Over the past 20 years or so, major financial institutions -- like Citigroup (NYSE: C ) and Morgan Stanley (NYSE: MWD ) -- have extolled the virtues of one-stop shops. Want an IPO or a merger? Asset management? A credit card? A mortgage? The big institutions offered all those services and more, consolidated in one place.
It was a nice theory, but it appears to have been much harder to pull off. In fact, these mega financial firms are in the process of shedding these synergistic assets. This might represent a departure from the recently favored "bigger is better" mentality, as key players pare down their assets, focusing on those niche areas they're best able to serve and excel at.
The latest deal came last week with Citigroup and Legg Mason (NYSE: LM ) . Essentially, Citigroup traded its asset management division for Legg Mason's brokerage segment -- a transaction that has a value of about $3.7 billion.
With the deal, Citigroup will boost its number of brokers to 13,543, making it one of the top networks in the U.S. The biggest is Merrill Lynch, with 14,100 brokers.
Moreover, Citigroup won't have to worry about the conflict-of-interest problem of owning asset management anymore. In light of the mutual fund scandal and more onerous regulations, it is tough for a company like Citigroup to provide financial planning services as well as proprietary mutual funds.
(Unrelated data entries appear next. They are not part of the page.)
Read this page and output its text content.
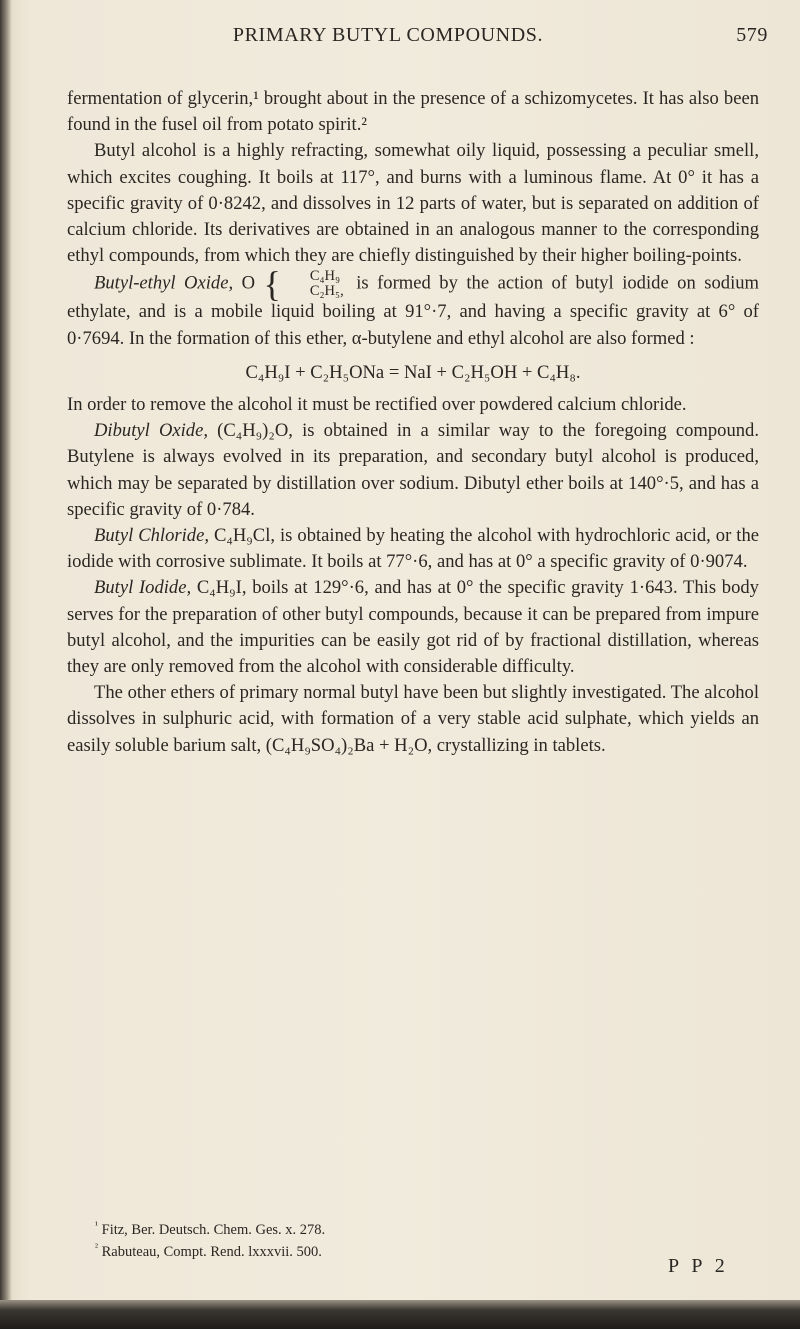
PRIMARY BUTYL COMPOUNDS.	579

fermentation of glycerin,¹ brought about in the presence of a schizomycetes. It has also been found in the fusel oil from potato spirit.²

Butyl alcohol is a highly refracting, somewhat oily liquid, possessing a peculiar smell, which excites coughing. It boils at 117°, and burns with a luminous flame. At 0° it has a specific gravity of 0·8242, and dissolves in 12 parts of water, but is separated on addition of calcium chloride. Its derivatives are obtained in an analogous manner to the corresponding ethyl compounds, from which they are chiefly distinguished by their higher boiling-points.

Butyl-ethyl Oxide, O {	C₄H₉
C₂H₅, is formed by the action of butyl iodide on sodium ethylate, and is a mobile liquid boiling at 91°·7, and having a specific gravity at 6° of 0·7694. In the formation of this ether, α-butylene and ethyl alcohol are also formed :

C₄H₉I + C₂H₅ONa = NaI + C₂H₅OH + C₄H₈.

In order to remove the alcohol it must be rectified over powdered calcium chloride.

Dibutyl Oxide, (C₄H₉)₂O, is obtained in a similar way to the foregoing compound. Butylene is always evolved in its preparation, and secondary butyl alcohol is produced, which may be separated by distillation over sodium. Dibutyl ether boils at 140°·5, and has a specific gravity of 0·784.

Butyl Chloride, C₄H₉Cl, is obtained by heating the alcohol with hydrochloric acid, or the iodide with corrosive sublimate. It boils at 77°·6, and has at 0° a specific gravity of 0·9074.

Butyl Iodide, C₄H₉I, boils at 129°·6, and has at 0° the specific gravity 1·643. This body serves for the preparation of other butyl compounds, because it can be prepared from impure butyl alcohol, and the impurities can be easily got rid of by fractional distillation, whereas they are only removed from the alcohol with considerable difficulty.

The other ethers of primary normal butyl have been but slightly investigated. The alcohol dissolves in sulphuric acid, with formation of a very stable acid sulphate, which yields an easily soluble barium salt, (C₄H₉SO₄)₂Ba + H₂O, crystallizing in tablets.

$^{^1}$ Fitz, Ber. Deutsch. Chem. Ges. x. 278.

$^{^2}$ Rabuteau, Compt. Rend. lxxxvii. 500.

P P 2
As for Legg Mason, it will now be the No. 5 asset management company in the U.S., with assets under management growing to $830 billion from $437 billion. No doubt, shareholders were ecstatic about the deal, as Legg Mason's stock rose 15.31% to $98 on Friday. But this may be a short-term burst.
Even though Legg Mason is a top-tier asset management company, this is still a highly competitive industry that includes giants like Fidelity and Vanguard. In fact, such firms may also strike their own deals to scale their businesses, though they tend to use an organic approach -- the two firms generally favor indexed funds, which can be built internally. The relative significance here is the fact that Legg Mason's strategy of making selected key acquisitions has created a top contender within the fund industry -- a strategy other firms might be inclined to examine if it proves to be successful.
Furthermore, last week Legg Mason spent $800 million to buy an 80% stake in Permal Group, the world's fifth-largest fund-of-hedge-funds manager (with roughly $20 billion in assets). This is Legg Mason's first entry in the hedge fund world, ostensibly influenced by the big-dollar fees and returns from these funds recently. However, hedge funds are difficult to manage, and there has been a flood of capital into them, making it much more difficult to achieve competitive returns -- which might serve to undermine profitability, because hedge funds' fees are most often heavily weighted toward fund performance. Besides, keeping key employees at Permal may be difficult because in the competitive hedge fund marketplace, top employees typically go to the biggest opportunities. And, employees at Permal have already received a windfall.
There are also the challenges of integrating Citigroup's asset management properties. This will certainly take time. And, keep in mind, Citigroup's funds have not been star performers, either. Thus, for stockholders, it probably makes sense to wait before jumping into Legg Mason stock.
Fool contributor Tom Taulli does not own shares mentioned in this article.